“CAPTIVATE is a very important study,” stated Jacob Soumerai, MD, Associate Professor at Harvard Medical School and Massachusetts General Hospital Cancer Center. “The take-home point is that this [ibrutinib plus venetoclax] is highly effective therapy and achieves a high rate of undetectable minimal residual disease [MRD] in the blood [75%] and bone marrow [72%].”

Jacob Soumerai, MD

Based on the study protocol, patients with previously untreated chronic lymphocytic leukemia (CLL) received 12 cycles of ibrutinib/venetoclax. Then, patients were stratified according to MRD response and randomized as follows: those with undetectable MRD were randomly assigned to placebo or ibrutinib; those with detectable MRD were randomly assigned to ibrutinib vs ibrutinib/venetoclax, he explained.

Dr. Soumerai continued: “We can learn more from this study about subsequent management of patients. The 1-year disease-free survival rates [in those with undetectable MRD] were 100% with ibrutinib and 95% with placebo, and this was not significantly different. This is a small cohort not powered to demonstrate a difference between these two arms, but it does drive the point home that ibrutinib/venetoclax as first-line therapy is highly effective. Among those patients who stop therapy after 1 year of ibrutinib/venetoclax, disease-free survival is quite good 1 year later.”

“Another take-home point comes from the cohort of patients with detectable MRD after 1 year who were randomly assigned to ibrutinib or ibrutinib/venetoclax. Continuing the ibrutinib/venetoclax combination resulted in a higher rate of undetectable MRD than ibrutinib alone,” Dr. Soumerai said.

Unanswered Questions and Clinical Implications

“An unanswered question is whether modifying the treatment regimen or duration to achieve undetectable MRD will result in improved outcomes. Will continuing ibrutinib/venetoclax for patients with detectable MRD after 1 year improve progression-free survival? Additionally, the authors plan to assess MRD using more sensitive methods, which can detect and quantify MRD levels below 10^-4. Among patients who had undetectable MRD after 1 year of ibrutinib/venetoclax, I am interested to learn how randomization to ibrutinib or placebo affects MRD levels,” commented Dr. Soumerai.

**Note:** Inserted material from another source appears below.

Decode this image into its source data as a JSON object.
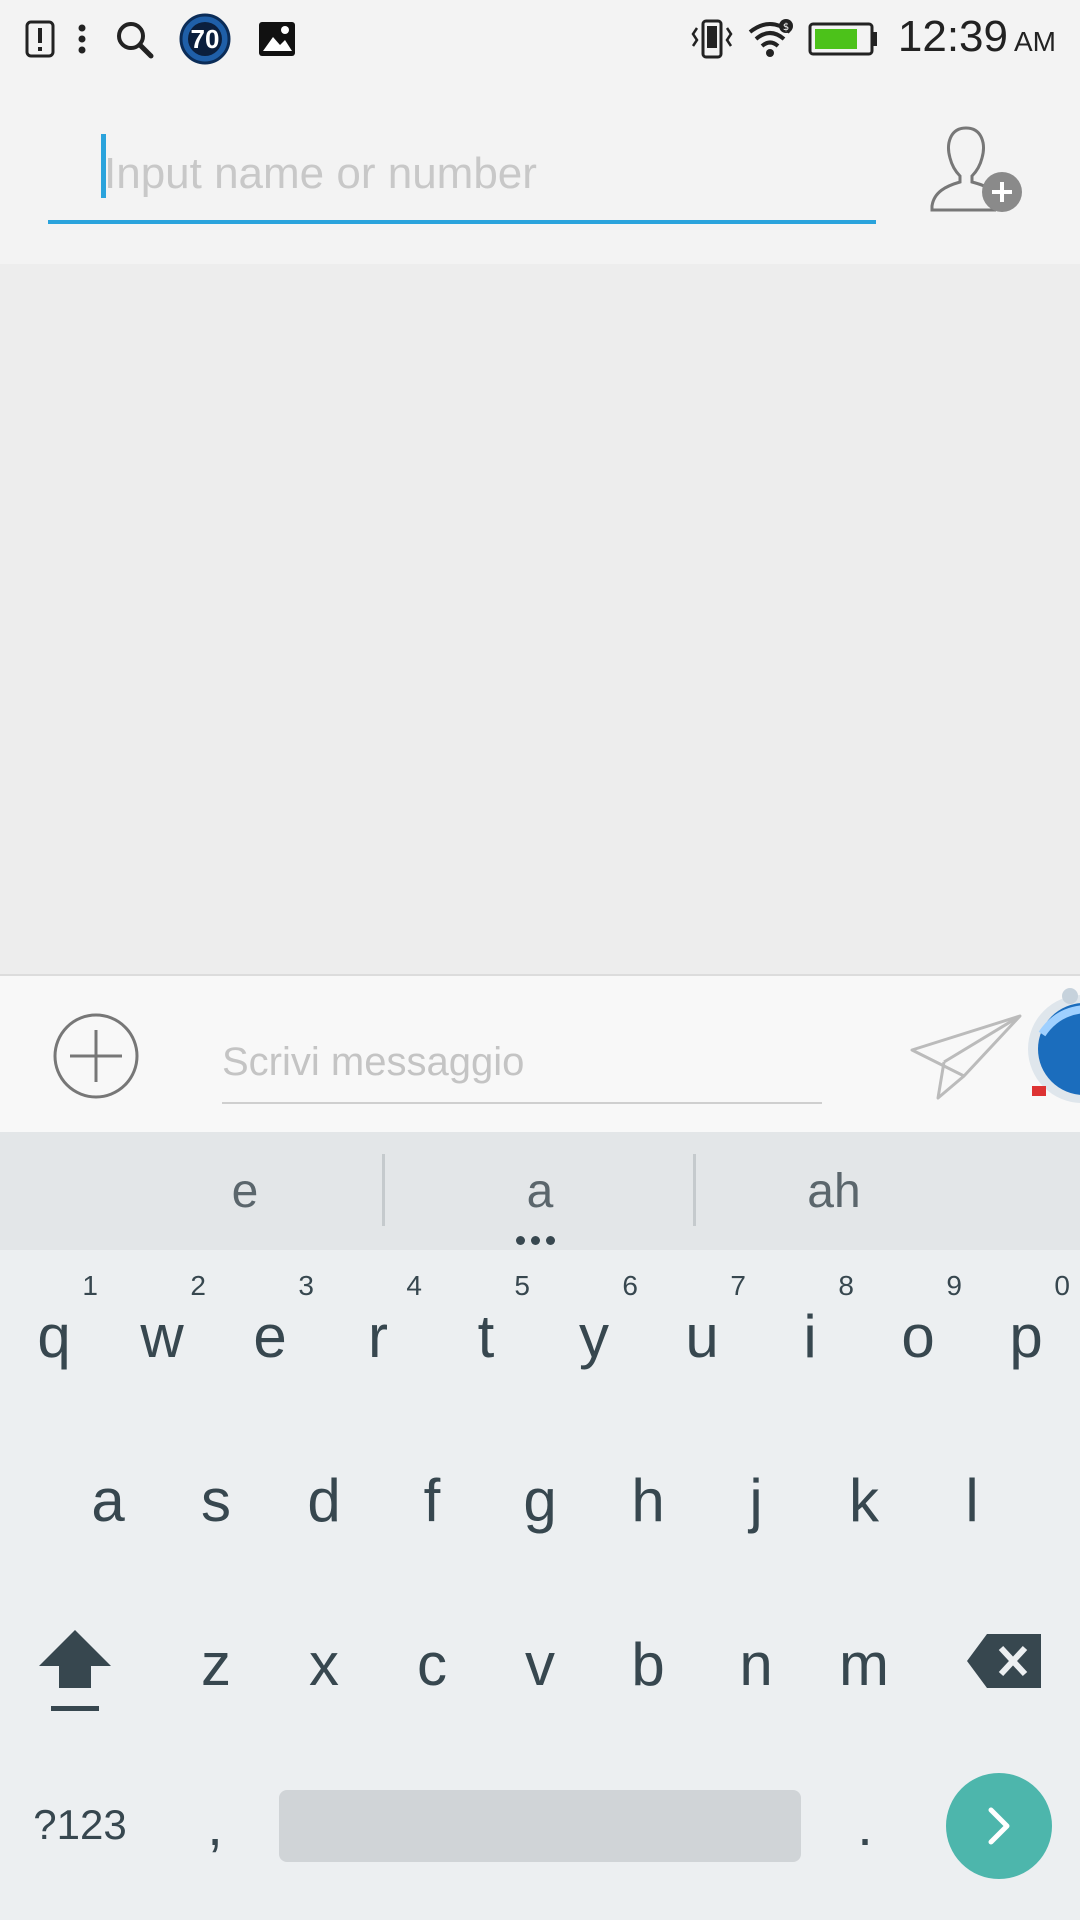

“First-line regimens for CLL include venetoclax/obinutuzumab and acalabrutinib or a Bruton’s kinase inhibitor (eg, acalabrutinib or ibrutinib) alone or with a CD20 antibody. Although the CAPTIVATE data will not affect how I manage patients in the clinic today, they answer important questions regarding the utility of time-limited venetoclax/ibrutinib as well as questions based on management according to MRD status,” Dr. Soumerai stated. 

DISCLOSURE: Dr. Soumerai has served as a consultant or advisor to AbbVie, AstraZeneca, and Verastem and has received research funding from BeiGene, BostonGene, Genentech/Roche, and TG Therapeutics.